Hal khas dari rangkaian cerita Supernova adalah kedalaman serta kreativitas Dee untuk meramu hal-hal yang saintifik dengan imajinasi serta pertanyaan-pertanyaan mengenai kehidupan yang ia satukan dalam jalinan cerita banyak tokoh yang rumit. Bahkan sedikit memberikan warna sejarah dunia juga di dalamnya, dengan memasukkan mitologi Yunani. Kepiawaian Dee ini mengingatkan saya akan keahlian yang tak kalah dari Ayu Utami (misalnya di novel Bilangan Fu dan judul2 terkait) yang banyak mengandalkan pada referensi literatur dan budaya yang kaya. Jadi suatu catatan pribadi saya, bahwa menulis sebaiknya tidak asal menulis tp harus memperdalam bahan penulisan kita sehingga menjadi karya yang kaya dan tidak kering dari lingkup sekitar *baik ilmu pasti dan sosial.

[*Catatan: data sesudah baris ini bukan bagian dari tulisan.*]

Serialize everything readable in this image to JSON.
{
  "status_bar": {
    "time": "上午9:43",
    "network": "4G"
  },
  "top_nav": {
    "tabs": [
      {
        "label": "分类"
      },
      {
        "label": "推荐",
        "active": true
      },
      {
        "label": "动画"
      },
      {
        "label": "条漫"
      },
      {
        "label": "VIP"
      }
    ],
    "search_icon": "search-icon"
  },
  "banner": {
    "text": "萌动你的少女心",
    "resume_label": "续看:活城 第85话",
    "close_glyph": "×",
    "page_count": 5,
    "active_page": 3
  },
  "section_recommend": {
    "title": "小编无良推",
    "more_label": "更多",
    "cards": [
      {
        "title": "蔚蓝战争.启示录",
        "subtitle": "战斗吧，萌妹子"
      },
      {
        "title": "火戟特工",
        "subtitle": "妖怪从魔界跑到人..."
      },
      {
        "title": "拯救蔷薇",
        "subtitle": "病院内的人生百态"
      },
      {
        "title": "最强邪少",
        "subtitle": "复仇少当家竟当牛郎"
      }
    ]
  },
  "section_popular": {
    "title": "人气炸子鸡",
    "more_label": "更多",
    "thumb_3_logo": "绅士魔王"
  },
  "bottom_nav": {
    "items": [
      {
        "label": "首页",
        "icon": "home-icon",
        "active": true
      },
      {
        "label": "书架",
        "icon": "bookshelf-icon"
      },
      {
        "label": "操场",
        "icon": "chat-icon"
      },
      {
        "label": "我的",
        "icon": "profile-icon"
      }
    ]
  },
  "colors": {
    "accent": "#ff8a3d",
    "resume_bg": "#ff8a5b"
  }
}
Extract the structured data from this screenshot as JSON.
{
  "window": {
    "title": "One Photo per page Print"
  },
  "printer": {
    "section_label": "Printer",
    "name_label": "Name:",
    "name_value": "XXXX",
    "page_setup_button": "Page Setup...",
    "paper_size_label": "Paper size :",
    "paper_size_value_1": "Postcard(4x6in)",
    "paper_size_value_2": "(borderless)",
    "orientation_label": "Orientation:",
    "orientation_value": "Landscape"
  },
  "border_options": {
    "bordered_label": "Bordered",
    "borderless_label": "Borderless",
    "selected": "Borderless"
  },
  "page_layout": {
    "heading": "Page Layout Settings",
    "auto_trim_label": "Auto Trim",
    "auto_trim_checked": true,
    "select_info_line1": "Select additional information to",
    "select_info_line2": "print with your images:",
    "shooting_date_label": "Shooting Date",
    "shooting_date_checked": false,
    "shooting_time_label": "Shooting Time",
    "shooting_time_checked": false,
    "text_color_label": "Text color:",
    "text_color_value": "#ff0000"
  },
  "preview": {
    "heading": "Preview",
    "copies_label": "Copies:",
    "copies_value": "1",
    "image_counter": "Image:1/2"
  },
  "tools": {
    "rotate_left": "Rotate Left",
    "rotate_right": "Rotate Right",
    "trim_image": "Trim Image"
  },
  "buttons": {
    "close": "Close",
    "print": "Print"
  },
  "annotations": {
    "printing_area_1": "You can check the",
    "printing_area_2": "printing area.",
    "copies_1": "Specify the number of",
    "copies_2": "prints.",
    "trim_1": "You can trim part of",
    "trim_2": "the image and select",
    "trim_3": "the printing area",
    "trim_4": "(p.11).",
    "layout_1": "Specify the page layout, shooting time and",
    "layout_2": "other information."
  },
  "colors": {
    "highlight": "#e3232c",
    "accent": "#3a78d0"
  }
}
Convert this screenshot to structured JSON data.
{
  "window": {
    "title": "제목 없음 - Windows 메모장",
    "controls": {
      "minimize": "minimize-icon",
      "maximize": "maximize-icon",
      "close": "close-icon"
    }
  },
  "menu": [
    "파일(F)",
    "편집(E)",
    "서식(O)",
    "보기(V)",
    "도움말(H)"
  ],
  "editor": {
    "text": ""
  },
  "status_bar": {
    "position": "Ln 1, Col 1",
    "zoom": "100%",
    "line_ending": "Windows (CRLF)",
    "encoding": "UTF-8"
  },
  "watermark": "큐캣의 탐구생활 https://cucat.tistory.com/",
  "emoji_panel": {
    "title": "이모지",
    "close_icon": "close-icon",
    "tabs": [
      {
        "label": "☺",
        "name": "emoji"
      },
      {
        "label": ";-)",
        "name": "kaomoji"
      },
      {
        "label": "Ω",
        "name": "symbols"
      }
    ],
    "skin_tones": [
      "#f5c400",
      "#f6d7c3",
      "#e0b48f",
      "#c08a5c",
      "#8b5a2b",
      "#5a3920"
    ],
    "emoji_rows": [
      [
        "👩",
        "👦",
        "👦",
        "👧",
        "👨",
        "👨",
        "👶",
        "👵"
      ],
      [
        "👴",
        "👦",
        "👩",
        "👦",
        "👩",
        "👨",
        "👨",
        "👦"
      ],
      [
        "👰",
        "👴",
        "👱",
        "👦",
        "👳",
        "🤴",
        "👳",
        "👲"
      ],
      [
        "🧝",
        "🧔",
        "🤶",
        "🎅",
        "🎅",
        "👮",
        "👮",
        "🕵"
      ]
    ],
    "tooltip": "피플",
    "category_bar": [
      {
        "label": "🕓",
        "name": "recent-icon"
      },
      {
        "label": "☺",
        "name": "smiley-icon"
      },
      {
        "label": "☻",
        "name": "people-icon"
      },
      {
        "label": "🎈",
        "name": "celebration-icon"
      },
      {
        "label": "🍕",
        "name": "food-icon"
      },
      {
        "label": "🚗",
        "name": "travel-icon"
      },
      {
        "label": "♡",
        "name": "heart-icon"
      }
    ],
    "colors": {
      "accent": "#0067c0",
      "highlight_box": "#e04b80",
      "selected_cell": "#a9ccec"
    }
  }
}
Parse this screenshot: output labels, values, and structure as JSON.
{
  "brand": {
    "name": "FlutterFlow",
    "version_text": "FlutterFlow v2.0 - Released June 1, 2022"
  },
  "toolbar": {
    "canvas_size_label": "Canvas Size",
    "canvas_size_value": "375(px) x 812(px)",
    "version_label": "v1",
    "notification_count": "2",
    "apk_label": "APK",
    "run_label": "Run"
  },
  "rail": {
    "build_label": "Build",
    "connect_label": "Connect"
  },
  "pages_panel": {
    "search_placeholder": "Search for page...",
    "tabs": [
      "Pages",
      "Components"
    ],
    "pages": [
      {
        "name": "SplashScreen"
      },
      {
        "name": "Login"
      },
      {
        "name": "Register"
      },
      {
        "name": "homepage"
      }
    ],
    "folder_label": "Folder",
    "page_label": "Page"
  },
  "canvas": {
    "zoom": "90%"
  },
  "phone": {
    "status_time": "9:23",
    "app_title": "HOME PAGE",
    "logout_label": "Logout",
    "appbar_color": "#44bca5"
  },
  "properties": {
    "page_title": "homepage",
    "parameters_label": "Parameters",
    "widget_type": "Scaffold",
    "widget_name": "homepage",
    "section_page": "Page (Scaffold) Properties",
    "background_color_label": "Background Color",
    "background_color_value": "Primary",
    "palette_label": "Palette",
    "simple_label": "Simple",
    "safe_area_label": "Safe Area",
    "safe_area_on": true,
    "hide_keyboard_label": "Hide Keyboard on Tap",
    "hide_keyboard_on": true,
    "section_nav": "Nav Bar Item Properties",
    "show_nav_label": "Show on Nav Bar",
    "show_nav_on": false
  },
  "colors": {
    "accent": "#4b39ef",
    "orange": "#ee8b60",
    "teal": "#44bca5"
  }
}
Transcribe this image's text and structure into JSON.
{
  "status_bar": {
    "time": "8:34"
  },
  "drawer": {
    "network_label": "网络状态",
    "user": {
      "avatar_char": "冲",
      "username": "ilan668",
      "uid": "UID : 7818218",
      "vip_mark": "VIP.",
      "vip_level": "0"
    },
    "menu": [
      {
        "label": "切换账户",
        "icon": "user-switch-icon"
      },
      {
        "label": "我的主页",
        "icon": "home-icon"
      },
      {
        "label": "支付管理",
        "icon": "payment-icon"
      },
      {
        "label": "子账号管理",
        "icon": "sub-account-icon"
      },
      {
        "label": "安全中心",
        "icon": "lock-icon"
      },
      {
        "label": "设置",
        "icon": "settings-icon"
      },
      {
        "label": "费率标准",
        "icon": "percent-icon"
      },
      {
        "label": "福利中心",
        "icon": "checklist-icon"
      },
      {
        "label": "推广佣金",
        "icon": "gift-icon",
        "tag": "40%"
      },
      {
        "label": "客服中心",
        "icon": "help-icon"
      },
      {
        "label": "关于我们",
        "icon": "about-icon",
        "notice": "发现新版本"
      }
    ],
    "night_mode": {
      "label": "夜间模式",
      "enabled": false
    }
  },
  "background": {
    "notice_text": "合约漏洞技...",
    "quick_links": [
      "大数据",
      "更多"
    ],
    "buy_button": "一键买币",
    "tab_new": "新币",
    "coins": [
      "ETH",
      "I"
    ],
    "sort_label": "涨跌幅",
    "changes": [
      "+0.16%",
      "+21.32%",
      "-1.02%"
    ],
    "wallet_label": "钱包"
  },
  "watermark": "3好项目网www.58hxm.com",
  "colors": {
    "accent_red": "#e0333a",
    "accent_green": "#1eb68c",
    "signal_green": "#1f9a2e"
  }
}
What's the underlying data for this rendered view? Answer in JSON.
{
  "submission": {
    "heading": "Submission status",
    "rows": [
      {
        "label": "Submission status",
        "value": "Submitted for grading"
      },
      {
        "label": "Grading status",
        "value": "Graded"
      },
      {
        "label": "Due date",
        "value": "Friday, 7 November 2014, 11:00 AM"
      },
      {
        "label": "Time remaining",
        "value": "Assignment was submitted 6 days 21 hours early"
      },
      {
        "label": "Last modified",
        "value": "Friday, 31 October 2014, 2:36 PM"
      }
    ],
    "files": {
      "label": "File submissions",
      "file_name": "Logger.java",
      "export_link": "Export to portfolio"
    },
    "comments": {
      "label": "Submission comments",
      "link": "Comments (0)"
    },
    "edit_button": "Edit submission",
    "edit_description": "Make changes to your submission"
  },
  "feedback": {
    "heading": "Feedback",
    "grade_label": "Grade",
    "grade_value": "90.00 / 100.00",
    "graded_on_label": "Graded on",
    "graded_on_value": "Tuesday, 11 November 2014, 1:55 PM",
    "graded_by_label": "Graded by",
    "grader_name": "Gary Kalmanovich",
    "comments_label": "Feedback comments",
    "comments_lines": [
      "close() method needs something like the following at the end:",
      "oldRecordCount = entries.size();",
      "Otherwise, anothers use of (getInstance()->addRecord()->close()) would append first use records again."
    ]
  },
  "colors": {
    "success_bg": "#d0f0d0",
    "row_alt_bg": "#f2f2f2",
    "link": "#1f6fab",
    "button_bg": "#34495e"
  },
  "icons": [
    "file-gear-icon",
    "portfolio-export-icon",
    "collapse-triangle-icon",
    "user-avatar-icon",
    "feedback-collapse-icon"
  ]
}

IEP ini buat saya mengantarkan pesan tertentu yaitu sbb:
- bahwa di dunia ini ga ada yang kebetulan, semua sudah dalam perencanaan takdir meski kemudian manusia lah yang memegang peranan penting untuk memtuskan mau bagaimana dan apa dengan takdir yang ada
- bahwa setiap individu memiliki sejarah pribadi yang rumit, emosional dan mempengaruhi langkah-langkah nya ke depan.
- bahwa meski tidak mengecilkan peranan orang-orang penting dalam hidup kita, namun ada saat2 krusial dimana kita harus rela meninggalkan mereka (sementara atau selamanya), untuk kemajuan diri kita dan karya serta manfaat karya kita utk orang banyak

Secara kognitif saya terpikat pada karya Dee ini. Mengingat kompleksitas cerita yang dibangun dan kekayaan budaya yang internasional. Serta genre cerita yang cenderung science fiction ini,yg cukup unik buat saya. Namun secara emosional, saya sadar ternyata cukup sulit untuk benar-benar merasa tersentuh akan kisah ini karena sifat saya yang lebih menyukai mendalami setiap karakter secara personal. sedangkan IEP ini terbangun dari kerumitan relasi dan misi yang saling berkait dan porsi individual tokohnya saya rasa memang bukan prioritas dari kisah ini. Namun saya tetap menikmati pengalaman membacanya.

Notes, maaf catatan kali ini sangat umum karena terus terang ini ditulis sebulan setelah saya menyelesaikan IEP jadi memori saya mengenai buku ini tidak sedetail biasanya.